World Social Protection Report- Relevance for UPSC Exam
- GS Paper 2: Governance, Administration and Challenges: Development processes and the development industry- the role of NGOs, SHGs, various groups and associations, donors, charities, institutional and other stakeholders.
World Social Protection Report– Context
- Recently, World Social Protection Report was launched by the International Labour Organization (ILO).
- World Social Protection Report provides a global overview of progress made around the world over the past decade in extending social protection and building rights-based social protection systems, in the context of COVID-19.
- Social protection: includes access to health care and income security measures related especially to old age, unemployment, sickness, disability, work injury, maternity or the loss of the main breadwinner in a family, as well as extra support for families with children.
Key Points about World Social Protection Report
- “The World Social Protection Report: Social protection at the crossroads – in pursuit of a better future”- a flagship of the ILO, is an essential contribution to the monitoring framework of the 2030 Agenda for Sustainable Development.
- Based on new data, it offers a broad range of global, regional and country data on social protection coverage, benefits and public expenditures.
World Social Protection Report- Key Findings
- COVID-19 Impact: It is estimated that the pandemic has increased the number of children living in income-poor households by more than 142 million, bringing the total to almost 725 million.

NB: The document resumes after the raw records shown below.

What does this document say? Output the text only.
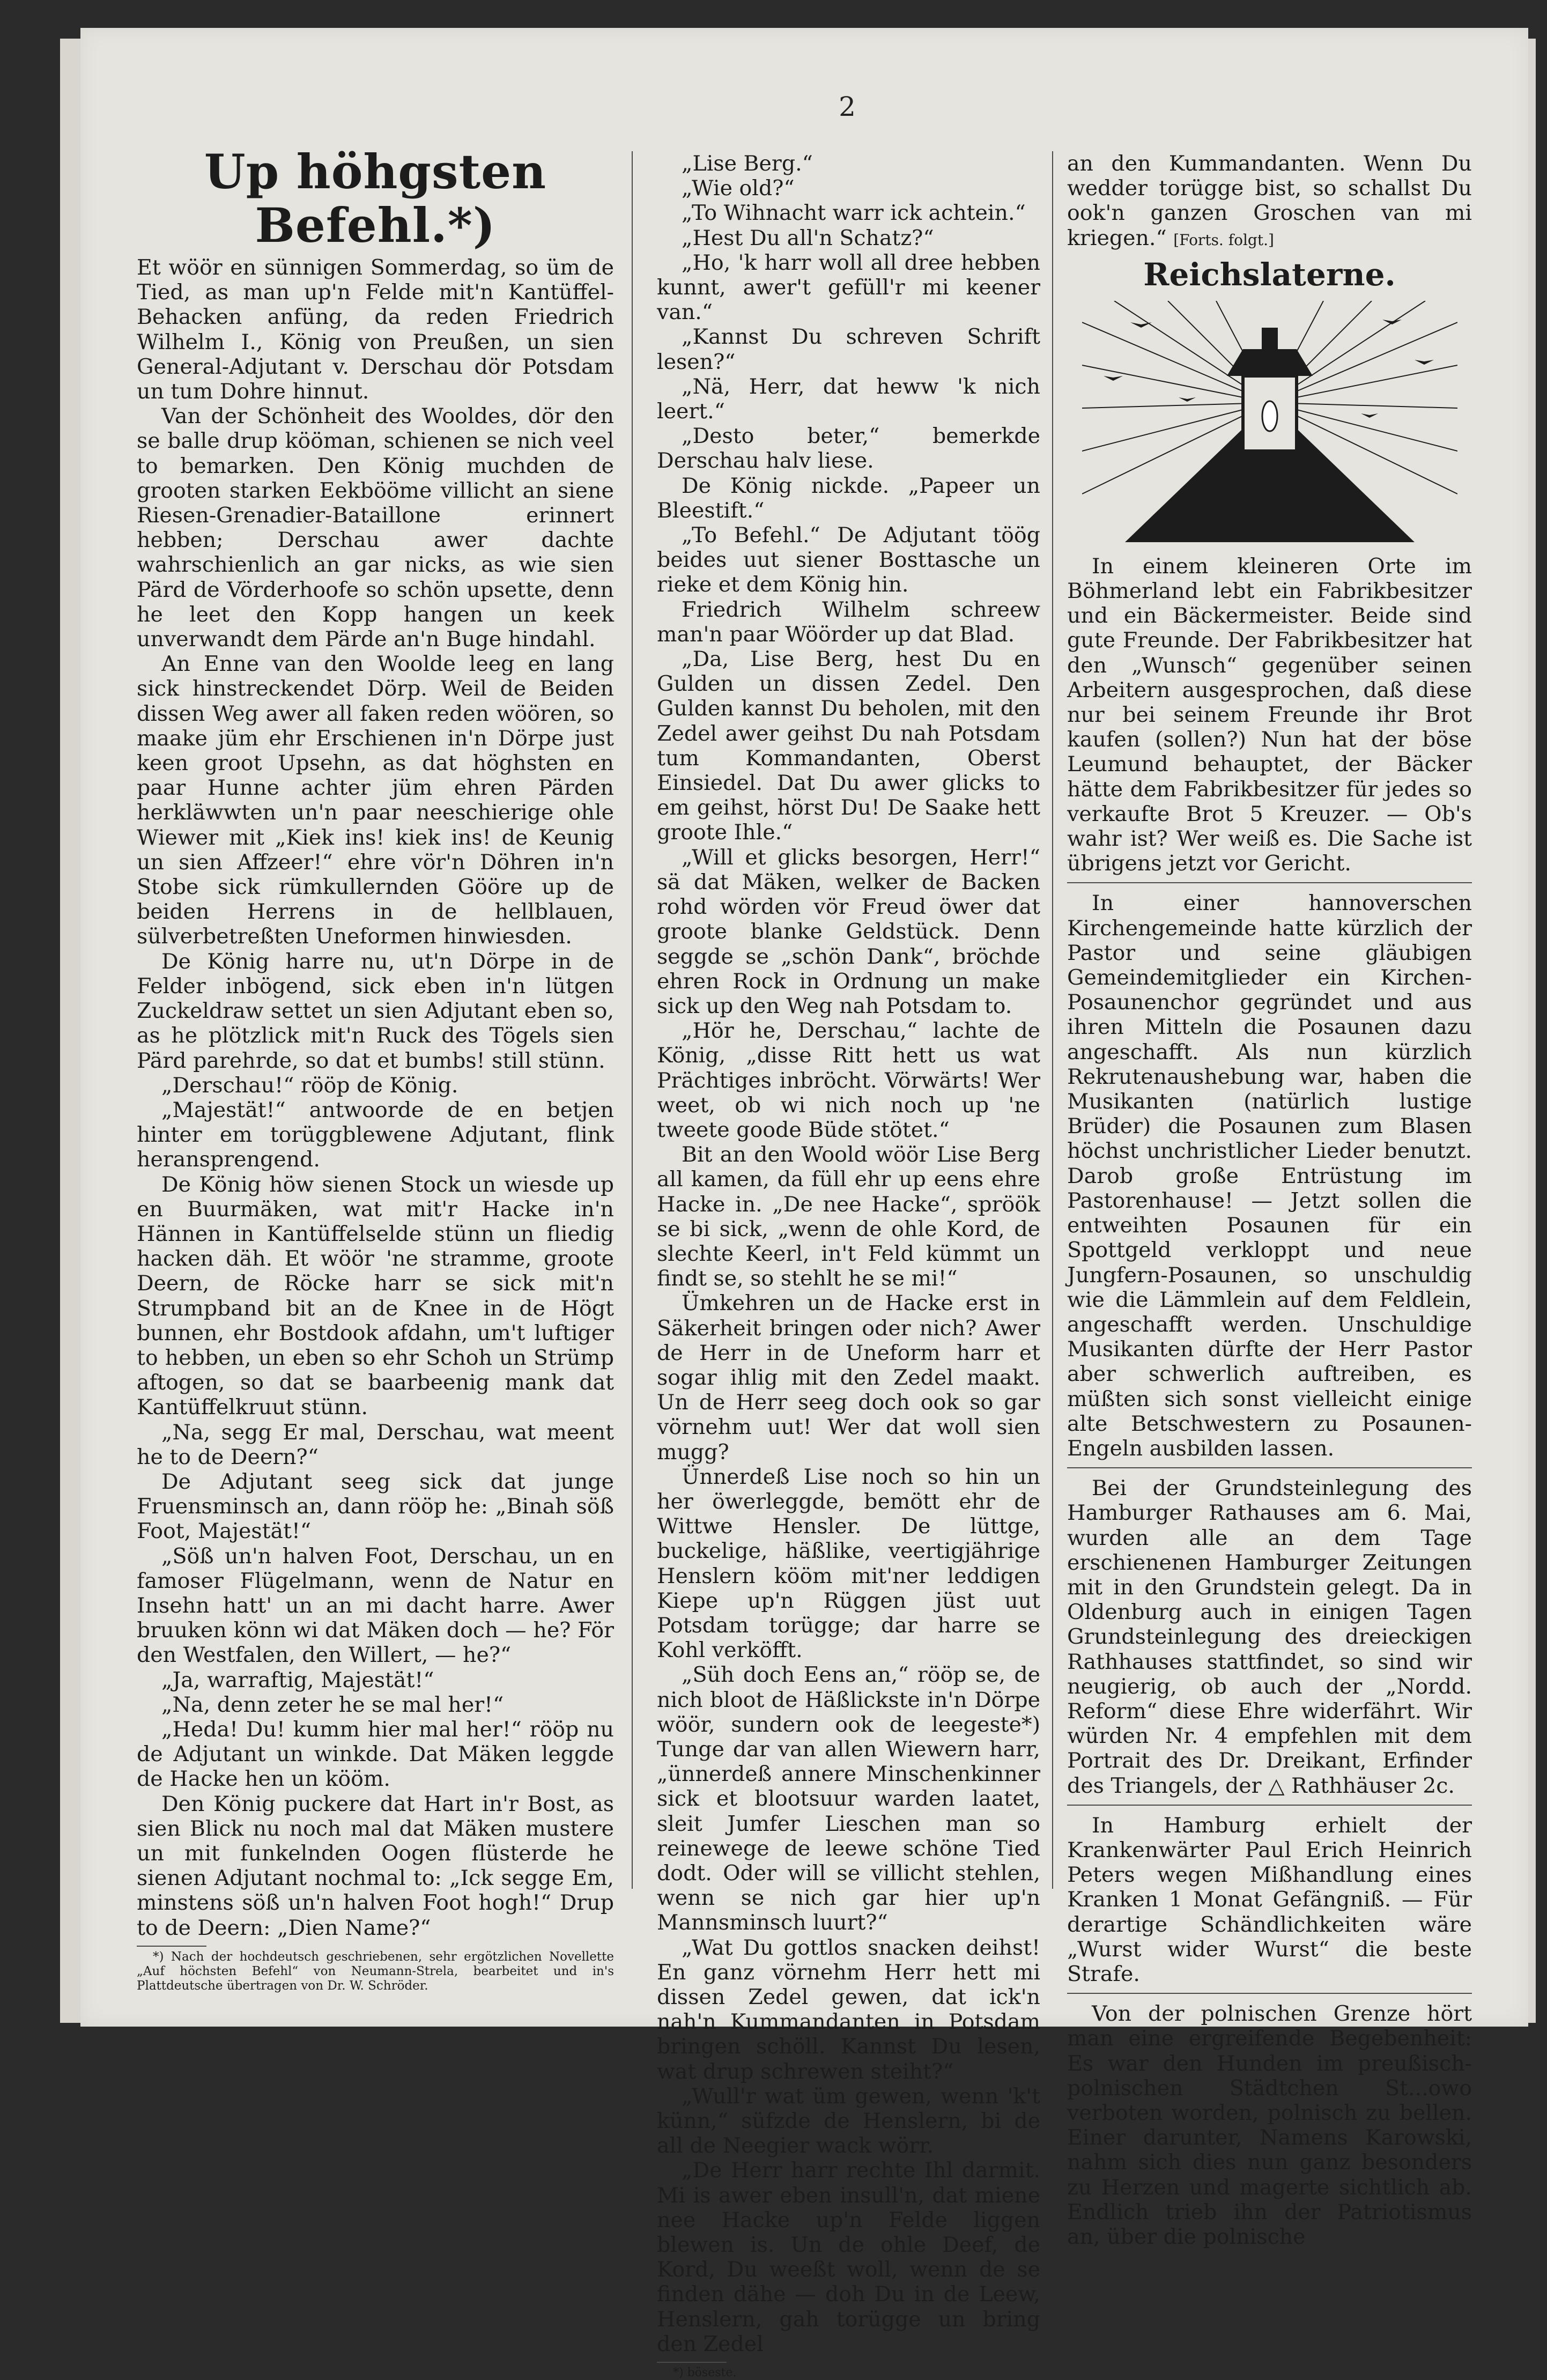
2
Up höhgsten Befehl.*)

Et wöör en sünnigen Sommerdag, so üm de Tied, as man up'n Felde mit'n Kantüffel-Behacken anfüng, da reden Friedrich Wilhelm I., König von Preußen, un sien General-Adjutant v. Derschau dör Potsdam un tum Dohre hinnut.

Van der Schönheit des Wooldes, dör den se balle drup kööman, schienen se nich veel to bemarken. Den König muchden de grooten starken Eekbööme villicht an siene Riesen-Grenadier-Bataillone erinnert hebben; Derschau awer dachte wahrschienlich an gar nicks, as wie sien Pärd de Vörderhoofe so schön upsette, denn he leet den Kopp hangen un keek unverwandt dem Pärde an'n Buge hindahl.

An Enne van den Woolde leeg en lang sick hinstreckendet Dörp. Weil de Beiden dissen Weg awer all faken reden wöören, so maake jüm ehr Erschienen in'n Dörpe just keen groot Upsehn, as dat höghsten en paar Hunne achter jüm ehren Pärden herkläwwten un'n paar neeschierige ohle Wiewer mit „Kiek ins! kiek ins! de Keunig un sien Affzeer!“ ehre vör'n Döhren in'n Stobe sick rümkullernden Gööre up de beiden Herrens in de hellblauen, sülverbetreßten Uneformen hinwiesden.

De König harre nu, ut'n Dörpe in de Felder inbögend, sick eben in'n lütgen Zuckeldraw settet un sien Adjutant eben so, as he plötzlick mit'n Ruck des Tögels sien Pärd parehrde, so dat et bumbs! still stünn.

„Derschau!“ rööp de König.

„Majestät!“ antwoorde de en betjen hinter em torüggblewene Adjutant, flink heransprengend.

De König höw sienen Stock un wiesde up en Buurmäken, wat mit'r Hacke in'n Hännen in Kantüffelselde stünn un fliedig hacken däh. Et wöör 'ne stramme, groote Deern, de Röcke harr se sick mit'n Strumpband bit an de Knee in de Högt bunnen, ehr Bostdook afdahn, um't luftiger to hebben, un eben so ehr Schoh un Strümp aftogen, so dat se baarbeenig mank dat Kantüffelkruut stünn.

„Na, segg Er mal, Derschau, wat meent he to de Deern?“

De Adjutant seeg sick dat junge Fruensminsch an, dann rööp he: „Binah söß Foot, Majestät!“

„Söß un'n halven Foot, Derschau, un en famoser Flügelmann, wenn de Natur en Insehn hatt' un an mi dacht harre. Awer bruuken könn wi dat Mäken doch — he? För den Westfalen, den Willert, — he?“

„Ja, warraftig, Majestät!“

„Na, denn zeter he se mal her!“

„Heda! Du! kumm hier mal her!“ rööp nu de Adjutant un winkde. Dat Mäken leggde de Hacke hen un kööm.

Den König puckere dat Hart in'r Bost, as sien Blick nu noch mal dat Mäken mustere un mit funkelnden Oogen flüsterde he sienen Adjutant nochmal to: „Ick segge Em, minstens söß un'n halven Foot hogh!“ Drup to de Deern: „Dien Name?“

*) Nach der hochdeutsch geschriebenen, sehr ergötzlichen Novellette „Auf höchsten Befehl“ von Neumann-Strela, bearbeitet und in's Plattdeutsche übertragen von Dr. W. Schröder.

„Lise Berg.“

„Wie old?“

„To Wihnacht warr ick achtein.“

„Hest Du all'n Schatz?“

„Ho, 'k harr woll all dree hebben kunnt, awer't gefüll'r mi keener van.“

„Kannst Du schreven Schrift lesen?“

„Nä, Herr, dat heww 'k nich leert.“

„Desto beter,“ bemerkde Derschau halv liese.

De König nickde. „Papeer un Bleestift.“

„To Befehl.“ De Adjutant töög beides uut siener Bosttasche un rieke et dem König hin.

Friedrich Wilhelm schreew man'n paar Wöörder up dat Blad.

„Da, Lise Berg, hest Du en Gulden un dissen Zedel. Den Gulden kannst Du beholen, mit den Zedel awer geihst Du nah Potsdam tum Kommandanten, Oberst Einsiedel. Dat Du awer glicks to em geihst, hörst Du! De Saake hett groote Ihle.“

„Will et glicks besorgen, Herr!“ sä dat Mäken, welker de Backen rohd wörden vör Freud öwer dat groote blanke Geldstück. Denn seggde se „schön Dank“, bröchde ehren Rock in Ordnung un make sick up den Weg nah Potsdam to.

„Hör he, Derschau,“ lachte de König, „disse Ritt hett us wat Prächtiges inbröcht. Vörwärts! Wer weet, ob wi nich noch up 'ne tweete goode Büde stötet.“

Bit an den Woold wöör Lise Berg all kamen, da füll ehr up eens ehre Hacke in. „De nee Hacke“, spröök se bi sick, „wenn de ohle Kord, de slechte Keerl, in't Feld kümmt un findt se, so stehlt he se mi!“

Ümkehren un de Hacke erst in Säkerheit bringen oder nich? Awer de Herr in de Uneform harr et sogar ihlig mit den Zedel maakt. Un de Herr seeg doch ook so gar vörnehm uut! Wer dat woll sien mugg?

Ünnerdeß Lise noch so hin un her öwerleggde, bemött ehr de Wittwe Hensler. De lüttge, buckelige, häßlike, veertigjährige Henslern kööm mit'ner leddigen Kiepe up'n Rüggen jüst uut Potsdam torügge; dar harre se Kohl verköfft.

„Süh doch Eens an,“ rööp se, de nich bloot de Häßlickste in'n Dörpe wöör, sundern ook de leegeste*) Tunge dar van allen Wiewern harr, „ünnerdeß annere Minschenkinner sick et blootsuur warden laatet, sleit Jumfer Lieschen man so reinewege de leewe schöne Tied dodt. Oder will se villicht stehlen, wenn se nich gar hier up'n Mannsminsch luurt?“

„Wat Du gottlos snacken deihst! En ganz vörnehm Herr hett mi dissen Zedel gewen, dat ick'n nah'n Kummandanten in Potsdam bringen schöll. Kannst Du lesen, wat drup schrewen steiht?“

„Wull'r wat üm gewen, wenn 'k't künn,“ süfzde de Henslern, bi de all de Neegier wack wörr.

„De Herr harr rechte Ihl darmit. Mi is awer eben insull'n, dat miene nee Hacke up'n Felde liggen blewen is. Un de ohle Deef, de Kord, Du weeßt woll, wenn de se finden dähe — doh Du in de Leew, Henslern, gah torügge un bring den Zedel

*) böseste.

an den Kummandanten. Wenn Du wedder torügge bist, so schallst Du ook'n ganzen Groschen van mi kriegen.“ [Forts. folgt.]

Reichslaterne.

In einem kleineren Orte im Böhmerland lebt ein Fabrikbesitzer und ein Bäckermeister. Beide sind gute Freunde. Der Fabrikbesitzer hat den „Wunsch“ gegenüber seinen Arbeitern ausgesprochen, daß diese nur bei seinem Freunde ihr Brot kaufen (sollen?) Nun hat der böse Leumund behauptet, der Bäcker hätte dem Fabrikbesitzer für jedes so verkaufte Brot 5 Kreuzer. — Ob's wahr ist? Wer weiß es. Die Sache ist übrigens jetzt vor Gericht.

In einer hannoverschen Kirchengemeinde hatte kürzlich der Pastor und seine gläubigen Gemeindemitglieder ein Kirchen-Posaunenchor gegründet und aus ihren Mitteln die Posaunen dazu angeschafft. Als nun kürzlich Rekrutenaushebung war, haben die Musikanten (natürlich lustige Brüder) die Posaunen zum Blasen höchst unchristlicher Lieder benutzt. Darob große Entrüstung im Pastorenhause! — Jetzt sollen die entweihten Posaunen für ein Spottgeld verkloppt und neue Jungfern-Posaunen, so unschuldig wie die Lämmlein auf dem Feldlein, angeschafft werden. Unschuldige Musikanten dürfte der Herr Pastor aber schwerlich auftreiben, es müßten sich sonst vielleicht einige alte Betschwestern zu Posaunen-Engeln ausbilden lassen.

Bei der Grundsteinlegung des Hamburger Rathauses am 6. Mai, wurden alle an dem Tage erschienenen Hamburger Zeitungen mit in den Grundstein gelegt. Da in Oldenburg auch in einigen Tagen Grundsteinlegung des dreieckigen Rathhauses stattfindet, so sind wir neugierig, ob auch der „Nordd. Reform“ diese Ehre widerfährt. Wir würden Nr. 4 empfehlen mit dem Portrait des Dr. Dreikant, Erfinder des Triangels, der △ Rathhäuser 2c.

In Hamburg erhielt der Krankenwärter Paul Erich Heinrich Peters wegen Mißhandlung eines Kranken 1 Monat Gefängniß. — Für derartige Schändlichkeiten wäre „Wurst wider Wurst“ die beste Strafe.

Von der polnischen Grenze hört man eine ergreifende Begebenheit: Es war den Hunden im preußisch-polnischen Städtchen St...owo verboten worden, polnisch zu bellen. Einer darunter, Namens Karowski, nahm sich dies nun ganz besonders zu Herzen und magerte sichtlich ab. Endlich trieb ihn der Patriotismus an, über die polnische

- Global Scenario:1 billion people were living without any social safety net of any kind.
- In 2020, only 46.9% of the global population benefitted from at least one social protection.
- Social Protection for Children: only 26.4 percent of children globally receive social protection benefits.
- Effective social protection is particularly low in some regions: 18% in Asia and the Pacific, 15.4% in the Arab States, and 12.6 percent in Africa.
- National expenditure, on average, for social protection for children is only 1.1% of GDP, compared to 7% of GDP spent on pensions.
Key recommendations for enhancing social protection for children
- Avoid fiscal austerity and use recovery as a policy opportunity to further strengthen child-sensitive and inclusive social protection systems in order to ensure children’s well-being and achieve the SDGs.
- Ensure adequacy within social protection systems in terms of inclusion and gender sensitivity, and that they address climate-related and conflict-related risks.